PANDEMİYLE TALEP ARTTI
Yapay et konusunun pandemiyle birlikte daha da alevlendiğini aktaran Yücesan, şöyle devam etti: "Çin, Hindistan, Tayvan gibi böcek türü tüketen ülkeler Kovid-19'la birlikte bu ürünlere mesafe koydu. Sağlıklı ete olan talepleri arttı. Ancak et arzı aynı oranda artmadı. Dolayısıyla yapay et üretimi için çalışmalar da hızlandı. Şu an bu etin üretimi için maliyetler çok yüksek ancak bu maliyetleri düşürecekler. Peki bunu kaç şirket üretecek? Ülkeler, et üreten şirketlere bağımlı hale mi gelecek? Şu an dünyada milyonlarca küçük besici var. Belki de 50 yıl sonra bu besiciler kalmayacak ve et laboratuvar ortamında üretilen bir besin haline getirilecek. Bizim bu sorulara acilen yanıt bulmamız ve önlem almamız gerekiyor. Yoksa çok geç kalmış oluruz."

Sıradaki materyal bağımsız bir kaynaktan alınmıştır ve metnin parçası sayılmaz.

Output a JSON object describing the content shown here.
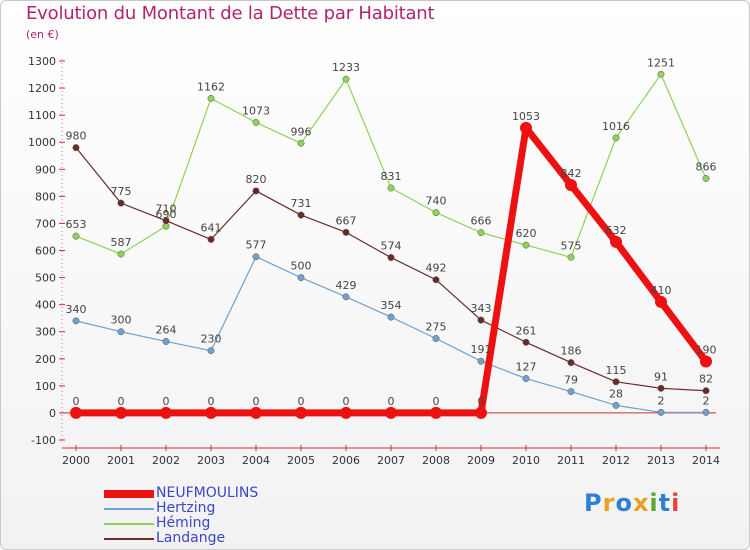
{
  "header": {
    "title": "Evolution du Montant de la Dette par Habitant",
    "unit": "(en €)"
  },
  "chart_data": {
    "type": "line",
    "x": [
      "2000",
      "2001",
      "2002",
      "2003",
      "2004",
      "2005",
      "2006",
      "2007",
      "2008",
      "2009",
      "2010",
      "2011",
      "2012",
      "2013",
      "2014"
    ],
    "ylim": [
      -100,
      1300
    ],
    "yticks": [
      -100,
      0,
      100,
      200,
      300,
      400,
      500,
      600,
      700,
      800,
      900,
      1000,
      1100,
      1200,
      1300
    ],
    "grid": false,
    "legend_position": "bottom-left",
    "series": [
      {
        "name": "NEUFMOULINS",
        "color": "#ee1111",
        "values": [
          0,
          0,
          0,
          0,
          0,
          0,
          0,
          0,
          0,
          0,
          1053,
          842,
          632,
          410,
          190
        ]
      },
      {
        "name": "Hertzing",
        "color": "#6fa1d2",
        "values": [
          340,
          300,
          264,
          230,
          577,
          500,
          429,
          354,
          275,
          191,
          127,
          79,
          28,
          2,
          2
        ]
      },
      {
        "name": "Héming",
        "color": "#8ed356",
        "values": [
          653,
          587,
          690,
          1162,
          1073,
          996,
          1233,
          831,
          740,
          666,
          620,
          575,
          1016,
          1251,
          866
        ]
      },
      {
        "name": "Landange",
        "color": "#6b2a2a",
        "values": [
          980,
          775,
          710,
          641,
          820,
          731,
          667,
          574,
          492,
          343,
          261,
          186,
          115,
          91,
          82
        ]
      }
    ],
    "labels": {
      "NEUFMOULINS": [
        "0",
        "0",
        "0",
        "0",
        "0",
        "0",
        "0",
        "0",
        "0",
        "0",
        "1053",
        "842",
        "632",
        "410",
        "190"
      ],
      "Hertzing": [
        "340",
        "300",
        "264",
        "230",
        "577",
        "500",
        "429",
        "354",
        "275",
        "191",
        "127",
        "79",
        "28",
        "2",
        "2"
      ],
      "Héming": [
        "653",
        "587",
        "690",
        "1162",
        "1073",
        "996",
        "1233",
        "831",
        "740",
        "666",
        "620",
        "575",
        "1016",
        "1251",
        "866"
      ],
      "Landange": [
        "980",
        "775",
        "710",
        "641",
        "820",
        "731",
        "667",
        "574",
        "492",
        "343",
        "261",
        "186",
        "115",
        "91",
        "82"
      ]
    }
  },
  "legend": {
    "items": [
      {
        "label": "NEUFMOULINS",
        "color": "#ee1111"
      },
      {
        "label": "Hertzing",
        "color": "#6fa1d2"
      },
      {
        "label": "Héming",
        "color": "#8ed356"
      },
      {
        "label": "Landange",
        "color": "#6b2a2a"
      }
    ],
    "label_color": "#3b46c9"
  },
  "logo": {
    "letters": [
      "P",
      "r",
      "o",
      "x",
      "i",
      "t",
      "i"
    ],
    "colors": [
      "#2f7fd6",
      "#f0a020",
      "#2f7fd6",
      "#e8a020",
      "#5aa832",
      "#2f7fd6",
      "#e84040"
    ]
  }
}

İNSAN ETİNDEN DE ÜRETİLEBİLİR!
"YAPAY et üretiminin doğa için birçok avantajı olduğu savunulsa da inanç hassasiyetine göre tüketilmesinin uygun olup olmadığı tartışılmaktadır" diyen Prof. Dr. Mustafa Tayyar, "Canlı bir hayvandan biyopsi yöntemi ile alınan ve hücrelerin geliştirilmesi ile oluşan yapay et tüketimi dini açıdan birçok soruyu beraberinde getiriyor" ifadelerini kullandı. Yapay et üretimiyle beraber tüketicilerin etik kaygılarının da ortaya çıktığı aktaran Tayyar, "Çünkü aynı yöntemle insan kas dokusundan da ilerleyen dönemlerde et üretilebilir. Bununla ilgili endişeler var. Nasıl önlemler alınacak?" şeklinde konuştu.
KANSER RİSKİ YÜKSEK
MEDICANA International İstanbul Hastanesi Gastroenteroloji Uzmanı Prof. Dr. Ebubekir Şenateş ise, "Çok az kök hücreden büyük miktarda et üretimi, aynı zamanda hücrelerin aşırı çoğalması anlamına geliyor. Bu da direkt olarak akla kanser oluşumu riskini getiriyor"dedi. Öngörülemez kanser riskinin önemli bir endişe kaynağı olduğuna dikkat çeken Şenateş, "Hücre kültürü için gerekli olan bütün kimyasal ürünlerin (hormonlar, besin maddeleri, vb.) gıda tüketim içeriğinde güvenli olup olmadığı kesin değil. Yapay et üretiminde, hayvan hücresi kullanıldığından, insan dokusunda ve yapısında bazı olumsuz değişiklikler meydana gelme kaygısı mevcut" ifadelerini kullandı.
BÜYÜK FONLAR DESTEKLİYOR
YAPAY et konusunda uzun yıllardır araştırmalar yapan Bursa Uludağ Üniversitesi Veterinerlik Bölümü Öğretim Üyesi Prof. Dr. Mustafa Tayyar, "Yapay et henüz tüketiciler için mevcut değil. Ancak araştırmacılar 10-15 yıl içinde yapay etin hayatımıza girmeye başlayacağını belirtiyor. Laboratuvar eti üretimi çalışmaları endüstriyel hayvancılıkta, iklim krizinde en büyük payı olan şirketlerin sağladığı fonlarla yürütülüyor" diye konuştu. Yapay etin hücre çoğaltma yöntemiyle üretildiğini, bu nedenle hücre genetik yapısının da bozulabileceğini aktaran Tayyar, şöyle devam etti: "Kanserli hücrelerin açıkça tanımlanmadan geniş miktarda hücre içinde gelişmesi mümkün. Yapay etin destekleyicileri, insan hastalıklarını tetikleyen faktörlerden yoksun et kültürü elde etmek için bir fırsat olduğunu ve böylece daha sağlıklı bir ürün yaratıldığı öne sürüyor. Yapay etin, mikroorganizmalardan ve parazitlerden arındırılacağını, çünkü dış ortamdan izole olarak üretileceğini savunuyorlar. Ancak yüksek hücre hızı kanserli hücre yapısını tetikleyebilir. Hücre kültürü için gerekli olan tüm kimyasal ürünlerin (hormonlar, besin maddeleri vb.) besin tüketimi açısından güvenli olup olmamaları konusunda garanti verilemiyor. O nedenle bu alanda daha titiz çalışmalar yürütülmeli."